I have decided to try to write a blog post on the weeks I am not preaching about what ever I am batting around in my head. Here is the first installment of something I have not yet named.
|Photo by Hogarth de la Plante
Lately, I have been thinking a lot about wounds, specifically the wounds of Mary and Jesus. In the 2nd chapter of Luke, a prophet told Mary that a sword would pierce her soul. We know that she was wounded emotionally just as Jesus was wounded physically. Our nation has been wounded over and over since its very inception. Yet the wounds of the past 12 months are fresh and deep. And those wounds were apparent again on Wednesday as we witnessed the events unfold at the capitol. It was particularly troubling because this violence occurred at the very seat of our democracy. Many might contend that it was no worse than what has happened in the past. I can’t be the judge of that. But I can say that for me, it was bit of a breaking point. It was the point when the division in our country felt less like a line in the sand and more like a chasm that we were all yelling across. It feels like a wound that keeps reopening.
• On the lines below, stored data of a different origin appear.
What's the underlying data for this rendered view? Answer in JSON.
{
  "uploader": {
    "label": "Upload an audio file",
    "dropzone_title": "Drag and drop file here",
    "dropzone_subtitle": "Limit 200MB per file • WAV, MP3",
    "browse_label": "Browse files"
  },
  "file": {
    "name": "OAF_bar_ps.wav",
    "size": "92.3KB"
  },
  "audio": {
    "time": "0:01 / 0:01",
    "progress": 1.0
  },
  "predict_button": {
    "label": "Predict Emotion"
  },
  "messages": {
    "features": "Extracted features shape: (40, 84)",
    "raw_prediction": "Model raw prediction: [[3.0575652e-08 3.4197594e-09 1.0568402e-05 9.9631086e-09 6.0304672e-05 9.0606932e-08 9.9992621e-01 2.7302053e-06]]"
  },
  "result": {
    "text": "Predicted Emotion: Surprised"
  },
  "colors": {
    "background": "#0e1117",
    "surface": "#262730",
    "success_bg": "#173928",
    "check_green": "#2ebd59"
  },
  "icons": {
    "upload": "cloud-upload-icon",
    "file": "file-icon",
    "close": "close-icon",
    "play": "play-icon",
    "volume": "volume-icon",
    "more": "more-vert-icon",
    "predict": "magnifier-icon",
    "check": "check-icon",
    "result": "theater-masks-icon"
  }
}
I could pontificate about the causes of that wound, but I will leave that debate to superior minds and hearts. What I would like to address is the healing. I believe that healing is possible. It won’t happen easily. We can’t just pretend this division doesn’t exist. We also can’t ignore the causes, which are manifold. Yet we can still resolve to overcome the differences. As Christians, we are called to rise above divisions—not to ignore them, but to rise above. One of the most unique and powerful aspects of the Christian faith is we are a group that requires no common ground, except the ground at the foot of the cross. We require no citizenship, but the citizenship of God’s kingdom. We don’t have to agree to disagree because we don’t have to agree on anything except for the saving grace of Jesus Christ.
While it might seem insurmountable, we can start small. We can start in our homes and with our families. We can start in our church which, like most, has a vast array of political opinions. We can start in our city of Hampton whose diversity is both a strength and a challenge. We can start with the relationships we have because those relationships are precious. It’s so much easier during a pandemic, when we are cloistered in our homes, to focus on our differences. But let us work to remember what binds us is not who we are, but who we belong to. We are God’s children and God wants more from us than what we have seen over the last year. Please pray with me. Pray frequently and fervently. Pray in your words or the words of others. I have found many of the prayers in our Book of Common Prayer particularly comforting. I will leave you with this: O God, you have bound us together in a common life. Help us,in the midst of our struggles for justice and truth, to confront one another without hatred or bitterness, and to work together with mutual forbearance and respect; through Jesus Christ our Lord. Amen.